User-Agent: Gnus/5.11 (Gnus v5.11) Emacs/22.4 (gnu/linux)
Cancel-Lock: sha1:I3WEBbAMfUBvk6sx4vYTamjmX4w=
sha1:9wnMNmuOzBKed6NZ5Jll0Ty8ODc=
Bytes: 2699
Keith Thompson writes:
> Tim Rentsch writes:
>
>> Keith Thompson writes:
>>
>>> (I'd like to a future standard require plain char to be unsigned,
>>> but I don't know how likely that is.)
>>
>> It seems unnecessary given that the upcoming C standard
>> is choosing to mandate two's complement for all signed
>> integer types.
>
> It's less necessary, but I'd still like to see it.
>
> These days, strings very commonly hold UTF-8 data.

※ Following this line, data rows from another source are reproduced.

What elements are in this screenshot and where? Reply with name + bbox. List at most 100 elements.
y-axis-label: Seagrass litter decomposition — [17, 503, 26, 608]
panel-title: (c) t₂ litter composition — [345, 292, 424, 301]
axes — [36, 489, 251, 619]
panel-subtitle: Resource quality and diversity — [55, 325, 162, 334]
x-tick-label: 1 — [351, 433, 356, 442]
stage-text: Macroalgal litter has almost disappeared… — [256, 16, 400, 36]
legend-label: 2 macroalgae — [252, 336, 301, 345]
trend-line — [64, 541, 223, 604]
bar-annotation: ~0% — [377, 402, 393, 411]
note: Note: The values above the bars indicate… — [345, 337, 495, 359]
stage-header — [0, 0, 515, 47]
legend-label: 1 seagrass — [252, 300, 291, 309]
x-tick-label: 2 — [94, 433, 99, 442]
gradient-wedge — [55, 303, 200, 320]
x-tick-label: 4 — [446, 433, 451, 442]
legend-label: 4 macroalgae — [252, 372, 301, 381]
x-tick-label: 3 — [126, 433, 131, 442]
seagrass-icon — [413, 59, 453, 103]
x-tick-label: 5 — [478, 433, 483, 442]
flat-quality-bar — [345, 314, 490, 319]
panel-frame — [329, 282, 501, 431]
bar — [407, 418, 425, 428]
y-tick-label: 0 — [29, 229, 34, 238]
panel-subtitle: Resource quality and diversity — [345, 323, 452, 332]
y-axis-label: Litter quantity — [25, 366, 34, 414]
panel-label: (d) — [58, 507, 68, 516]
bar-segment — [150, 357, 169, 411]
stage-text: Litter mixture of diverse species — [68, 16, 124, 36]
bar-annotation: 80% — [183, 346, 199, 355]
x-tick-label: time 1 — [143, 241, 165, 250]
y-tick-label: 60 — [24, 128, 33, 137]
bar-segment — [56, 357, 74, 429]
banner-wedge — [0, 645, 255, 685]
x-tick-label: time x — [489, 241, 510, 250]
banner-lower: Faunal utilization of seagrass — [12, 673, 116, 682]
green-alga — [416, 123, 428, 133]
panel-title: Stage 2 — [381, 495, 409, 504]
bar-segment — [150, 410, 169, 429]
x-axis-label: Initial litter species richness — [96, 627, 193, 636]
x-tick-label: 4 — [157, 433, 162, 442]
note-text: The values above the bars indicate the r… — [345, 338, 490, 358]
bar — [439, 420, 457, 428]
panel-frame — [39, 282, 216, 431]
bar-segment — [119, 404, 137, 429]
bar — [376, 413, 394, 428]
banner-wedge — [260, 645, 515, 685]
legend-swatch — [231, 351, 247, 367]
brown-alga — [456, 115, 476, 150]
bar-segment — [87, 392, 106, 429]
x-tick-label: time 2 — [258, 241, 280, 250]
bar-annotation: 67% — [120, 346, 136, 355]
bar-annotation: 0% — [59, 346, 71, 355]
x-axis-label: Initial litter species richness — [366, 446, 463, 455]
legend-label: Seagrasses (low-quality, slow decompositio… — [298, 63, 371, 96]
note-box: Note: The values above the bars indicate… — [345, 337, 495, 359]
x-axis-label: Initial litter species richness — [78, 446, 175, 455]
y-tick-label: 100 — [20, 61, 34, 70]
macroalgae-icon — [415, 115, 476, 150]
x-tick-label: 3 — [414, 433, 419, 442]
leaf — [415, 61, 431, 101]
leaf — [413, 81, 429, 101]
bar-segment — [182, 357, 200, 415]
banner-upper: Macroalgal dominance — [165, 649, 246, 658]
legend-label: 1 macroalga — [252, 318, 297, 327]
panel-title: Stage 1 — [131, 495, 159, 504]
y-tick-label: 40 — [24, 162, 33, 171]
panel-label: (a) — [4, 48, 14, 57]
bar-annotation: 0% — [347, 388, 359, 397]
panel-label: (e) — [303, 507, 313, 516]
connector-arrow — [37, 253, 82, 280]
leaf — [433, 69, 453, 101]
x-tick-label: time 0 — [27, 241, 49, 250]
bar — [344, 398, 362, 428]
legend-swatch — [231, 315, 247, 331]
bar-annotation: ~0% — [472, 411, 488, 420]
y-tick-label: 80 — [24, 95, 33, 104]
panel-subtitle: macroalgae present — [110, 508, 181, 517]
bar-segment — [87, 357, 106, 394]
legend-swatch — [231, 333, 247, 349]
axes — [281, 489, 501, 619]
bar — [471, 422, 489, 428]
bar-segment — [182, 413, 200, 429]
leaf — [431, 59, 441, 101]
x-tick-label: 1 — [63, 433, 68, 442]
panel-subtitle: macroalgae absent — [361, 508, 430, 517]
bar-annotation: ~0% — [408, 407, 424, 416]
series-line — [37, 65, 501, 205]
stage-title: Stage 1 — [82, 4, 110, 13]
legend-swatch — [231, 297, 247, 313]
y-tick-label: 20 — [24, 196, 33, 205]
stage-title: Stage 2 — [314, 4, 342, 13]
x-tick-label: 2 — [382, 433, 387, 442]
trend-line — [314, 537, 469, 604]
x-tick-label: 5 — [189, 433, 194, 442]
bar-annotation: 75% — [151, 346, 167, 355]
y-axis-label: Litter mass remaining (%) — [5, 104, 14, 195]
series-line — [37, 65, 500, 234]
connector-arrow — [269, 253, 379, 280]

The fact that bytes
> whose values exceed 127 are negative is conceptually awkward, even if
> everything happens to work. It rarely if ever makes sense to treat a
> character value as negative.
The combination of mandating two's complement and using a compiler
option like -funsigned-char (supported by both gcc and clang)
should be enough to do what you want.
> (And of course signed char still exists,
> or int8_t if you prefer 8 bits vs. CHAR_BIT bits.)
It makes me laugh when people use int8_t instead of signed char.
If CHAR_BIT isn't 8 then there won't be any int8_t. And of
course we can always throw in a static assertion if it is felt
necessary to protect against implementations that don't have
8-bit chars. (A static assertion also can verify that two's
complement is being used for signed char.)
> A drawback is that it could break existing (non-portable) code that
> assumes plain char is signed.
Exactly! No reason to break the whole world when you can get
what you want just by using a compiler option.